AMANDA GREENWOOD: The content challenge
Comments at recent industry conferences indicate that it’s only going to get more complicated when it comes to what air and hotel content is available in corporate travel channels.
While keen to still work on a “symbiotic relationship” with GDSs and TMCs, Willie Walsh, chief executive of IAG told members of the GTMC that the airline group “can’t put all fares on the GDS because we can’t justify the cost”. “A lot of transactions are simple, point to point and chosen on price…if the customer doesn’t need an intermediary we’ll provide relevant fares,” he added.
This is likely to mean cheaper fares for the airline’s own channels. Several airlines have already added surcharge fees to GDS bookings.
Hotel chains work a little differently. Some have taken the route of loyalty programme discounts or cheaper rates which in turn entice some travellers to book direct.
“Distribution is not new in hotels either. We need to understand how to meld the two together; .com is profitable but we need to fill hotels [by other means],” said Gus Vonderheide, VP of global sales – Americas for Hyatt Hotels at ITM Conference last month. “There are fragmented systems and too many moving parts so we need to understand how that looks moving forward. We’re not ready to jump in yet but distribution is an area of concern and opportunity. Dynamic pricing is still new for hotels too and we have to figure out how to create the best dynamic model too. Does that mean evergreen contracts? Dynamic, static or both?”
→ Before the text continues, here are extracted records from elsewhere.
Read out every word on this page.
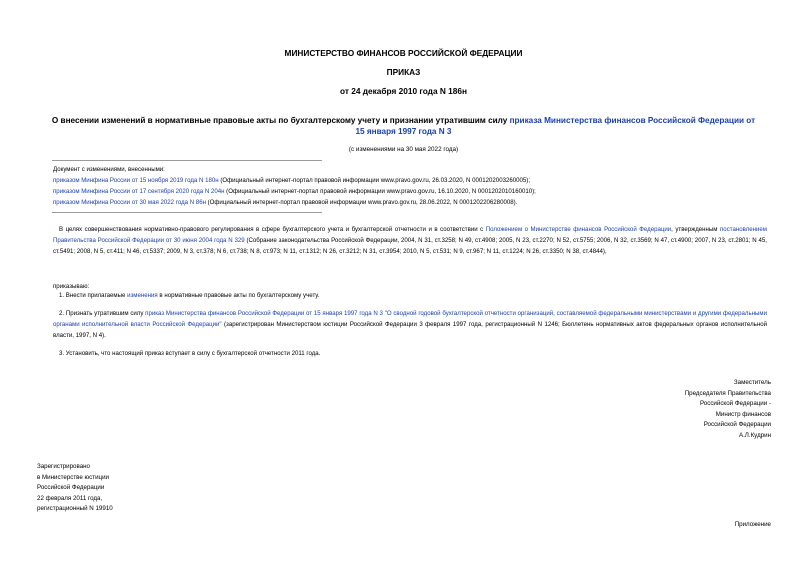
МИНИСТЕРСТВО ФИНАНСОВ РОССИЙСКОЙ ФЕДЕРАЦИИ
ПРИКАЗ
от 24 декабря 2010 года N 186н
О внесении изменений в нормативные правовые акты по бухгалтерскому учету и признании утратившим силу приказа Министерства финансов Российской Федерации от 15 января 1997 года N 3
(с изменениями на 30 мая 2022 года)
Документ с изменениями, внесенными:
приказом Минфина России от 15 ноября 2019 года N 180н (Официальный интернет-портал правовой информации www.pravo.gov.ru, 26.03.2020, N 0001202003260005);
приказом Минфина России от 17 сентября 2020 года N 204н (Официальный интернет-портал правовой информации www.pravo.gov.ru, 16.10.2020, N 0001202010160010);
приказом Минфина России от 30 мая 2022 года N 86н (Официальный интернет-портал правовой информации www.pravo.gov.ru, 28.06.2022, N 0001202206280008).
В целях совершенствования нормативно-правового регулирования в сфере бухгалтерского учета и бухгалтерской отчетности и в соответствии с Положением о Министерстве финансов Российской Федерации, утвержденным постановлением Правительства Российской Федерации от 30 июня 2004 года N 329 (Собрание законодательства Российской Федерации, 2004, N 31, ст.3258; N 49, ст.4908; 2005, N 23, ст.2270; N 52, ст.5755; 2006, N 32, ст.3569; N 47, ст.4900; 2007, N 23, ст.2801; N 45, ст.5491; 2008, N 5, ст.411; N 46, ст.5337; 2009, N 3, ст.378; N 6, ст.738; N 8, ст.973; N 11, ст.1312; N 26, ст.3212; N 31, ст.3954; 2010, N 5, ст.531; N 9, ст.967; N 11, ст.1224; N 26, ст.3350; N 38, ст.4844),
приказываю:
1. Внести прилагаемые изменения в нормативные правовые акты по бухгалтерскому учету.
2. Признать утратившим силу приказ Министерства финансов Российской Федерации от 15 января 1997 года N 3 "О сводной годовой бухгалтерской отчетности организаций, составляемой федеральными министерствами и другими федеральными органами исполнительной власти Российской Федерации" (зарегистрирован Министерством юстиции Российской Федерации 3 февраля 1997 года, регистрационный N 1246; Бюллетень нормативных актов федеральных органов исполнительной власти, 1997, N 4).
3. Установить, что настоящий приказ вступает в силу с бухгалтерской отчетности 2011 года.
Заместитель
Председателя Правительства
Российской Федерации -
Министр финансов
Российской Федерации
А.Л.Кудрин
Зарегистрировано
в Министерстве юстиции
Российской Федерации
22 февраля 2011 года,
регистрационный N 19910
Приложение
Buyers at both events stressed a need for parity and openness.
“Rate parity is important; there’s the online offering and then through the agency,” explained Leila Dunphy, travel manager of AerCap. “The traveller will find [the travel element] cheaper and we have to go through the explanation of why it’s different, so we need to educate the travellers and travel companies…but it’s a frustration.”
As content distribution gets more complex many buyers will look to rely on suppliers to solve the challenge through technology. Dunphy is not concerned about the detail in advances such as NDC but says “it’s your [TMC] responsibility to have the full offering and presented in all the formats said.”
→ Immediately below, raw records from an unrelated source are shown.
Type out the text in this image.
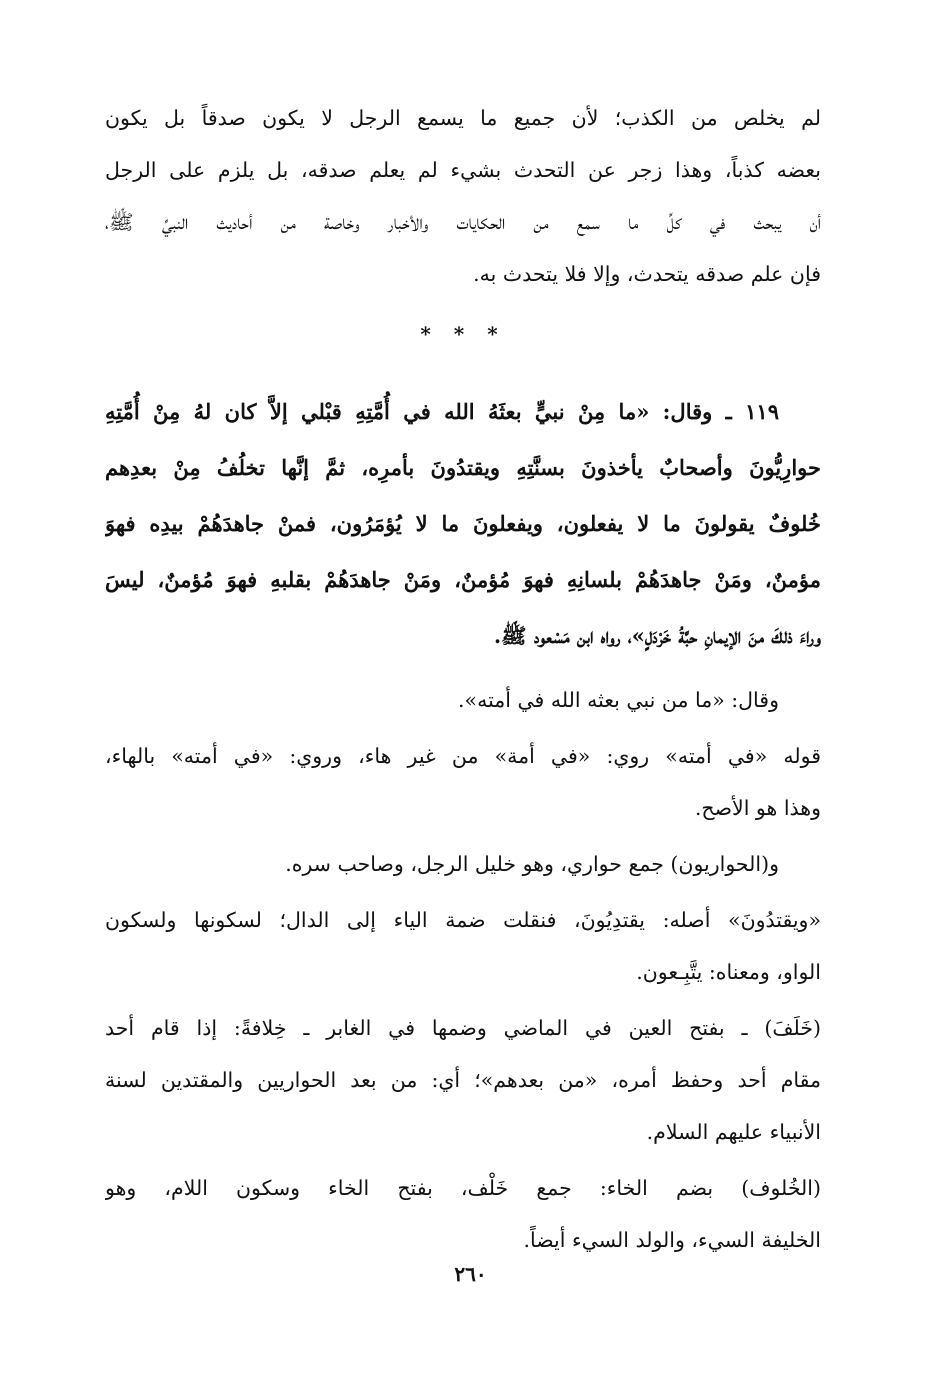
لم يخلص من الكذب؛ لأن جميع ما يسمع الرجل لا يكون صدقاً بل يكون
بعضه كذباً، وهذا زجر عن التحدث بشيء لم يعلم صدقه، بل يلزم على الرجل
أن يبحث في كلِّ ما سمع من الحكايات والأخبار وخاصة من أحاديث النبيِّ ﷺ،
فإن علم صدقه يتحدث، وإلا فلا يتحدث به.
* * *
١١٩ ـ وقال: «ما مِنْ نبيٍّ بعثَهُ الله في أُمَّتِهِ قبْلي إلاَّ كان لهُ مِنْ أُمَّتِهِ
حوارِيُّونَ وأصحابٌ يأخذونَ بسنَّتِهِ ويقتدُونَ بأمرِه، ثمَّ إنَّها تخلُفُ مِنْ بعدِهم
خُلوفٌ يقولونَ ما لا يفعلون، ويفعلونَ ما لا يُؤمَرُون، فمنْ جاهدَهُمْ بيدِه فهوَ
مؤمنٌ، ومَنْ جاهدَهُمْ بلسانِهِ فهوَ مُؤمنٌ، ومَنْ جاهدَهُمْ بقلبهِ فهوَ مُؤمنٌ، ليسَ
وراءَ ذلكَ منَ الإيمانِ حبَّةُ خَرْدَلٍ»، رواه ابن مَسْعود ﷺ.
وقال: «ما من نبي بعثه الله في أمته».
قوله «في أمته» روي: «في أمة» من غير هاء، وروي: «في أمته» بالهاء،
وهذا هو الأصح.
و(الحواريون) جمع حواري، وهو خليل الرجل، وصاحب سره.
«ويقتدُونَ» أصله: يقتدِيُونَ، فنقلت ضمة الياء إلى الدال؛ لسكونها ولسكون
الواو، ومعناه: يتَّبِـعون.
(خَلَفَ) ـ بفتح العين في الماضي وضمها في الغابر ـ خِلافةً: إذا قام أحد
مقام أحد وحفظ أمره، «من بعدهم»؛ أي: من بعد الحواريين والمقتدين لسنة
الأنبياء عليهم السلام.
(الخُلوف) بضم الخاء: جمع خَلْف، بفتح الخاء وسكون اللام، وهو
الخليفة السيء، والولد السيء أيضاً.
٢٦٠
Agreeing that travel companies have to take the lead, Mike Potter, travel services director at JTI (Japan Tobacco International) added “I’m positioned in procurement and it’s a challenge to explain NDC to others [in the team].” Hinting at difficulty with display he added that “fare families are not clear to the traveller”.
Perhaps there’s more onus than ever on selecting the right travel partner to navigate and oversee these fast-moving changes (as well as helping out when things go wrong).